Ditto for reconnaissance - really I couldn't see anything of value in the rules relating to this important aspect. Wellington always wanted to know what lay on the other side of the hill. Well in Team Yankee you could just drive straight over and have a look as there seems to be no hidden units (other than an ambush mission at the back of the book). No having to use skilled recce troops to spot the enemy. It seems pointless having lovely looking Scorpion tanks and having no role for them other than to use as shell stoppers to protect your Chieftains. I'm not sure the Household Cavalry would have been too impressed with that as a role.
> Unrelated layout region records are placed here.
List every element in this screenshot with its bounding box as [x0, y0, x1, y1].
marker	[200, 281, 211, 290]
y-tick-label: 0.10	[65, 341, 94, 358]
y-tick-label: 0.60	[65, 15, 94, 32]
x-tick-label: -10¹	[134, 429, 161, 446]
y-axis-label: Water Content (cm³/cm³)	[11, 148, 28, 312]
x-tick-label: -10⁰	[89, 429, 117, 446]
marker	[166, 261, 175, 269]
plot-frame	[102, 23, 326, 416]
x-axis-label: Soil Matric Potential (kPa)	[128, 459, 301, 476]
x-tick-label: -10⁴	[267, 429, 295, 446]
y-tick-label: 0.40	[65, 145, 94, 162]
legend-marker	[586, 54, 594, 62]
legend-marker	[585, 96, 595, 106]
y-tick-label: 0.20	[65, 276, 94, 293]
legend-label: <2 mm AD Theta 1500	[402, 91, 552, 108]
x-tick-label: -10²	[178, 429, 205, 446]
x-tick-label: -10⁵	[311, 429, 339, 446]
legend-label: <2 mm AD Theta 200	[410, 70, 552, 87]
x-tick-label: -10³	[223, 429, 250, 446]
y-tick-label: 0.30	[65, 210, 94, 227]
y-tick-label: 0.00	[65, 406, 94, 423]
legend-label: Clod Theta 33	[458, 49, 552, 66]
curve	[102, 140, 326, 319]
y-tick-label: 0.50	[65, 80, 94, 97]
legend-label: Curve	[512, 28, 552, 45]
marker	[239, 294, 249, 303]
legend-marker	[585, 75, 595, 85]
There is a pinned down rule (thank goodness) but it depends on either 12 teams taking 8 hits or a smaller group taking 5 hits in a single shooting step. I think this could be made to work better.
The melee rules were confusing and I have so far been unable to devote the time to fathom this out properly. It seems better than the melee rules in Flames of War which just seemed daft.
So what am I doing about it. A magazine recently was critical of the way many wargamers interfere in a set of rules to improve it. I don't have a problem with tampering with rules. The Black Powder set of rules is robust and sees itself as a tool kit to add as one wishes. It works very well like that. There are major changes I have made with ideas, Ian and I have devised or I have gleaned from other clubs and sources online. I think Black Powder with these modifications is now a superb set of rules but it needed these tweeks to become that good.
Many wargamers are extremely well-read, using first hand accounts, actual post-battle reports etc and have really studied their chosen areas of research in detail. Some wargamers also have first hand military experience which they can bring. Very often this far exceeds a rule-writer's knowledge. Combining all of this can and often does really enhance a set of rules.
In conclusion Team Yankee is a fairly good basic set of rules. It has some really good elements and some bad and some huge gaps which need filling to make it into something really worthwhile. I am currently devising rules to cover the C2 element and the recce elements. I am inclined to borrow heavily from BG Panzergrenadier, particularly the HQ Command Points, phased play to allow defensive fire, recce and melee. It could be that eventually I will just adapt Panzergrenadier to a modern setting.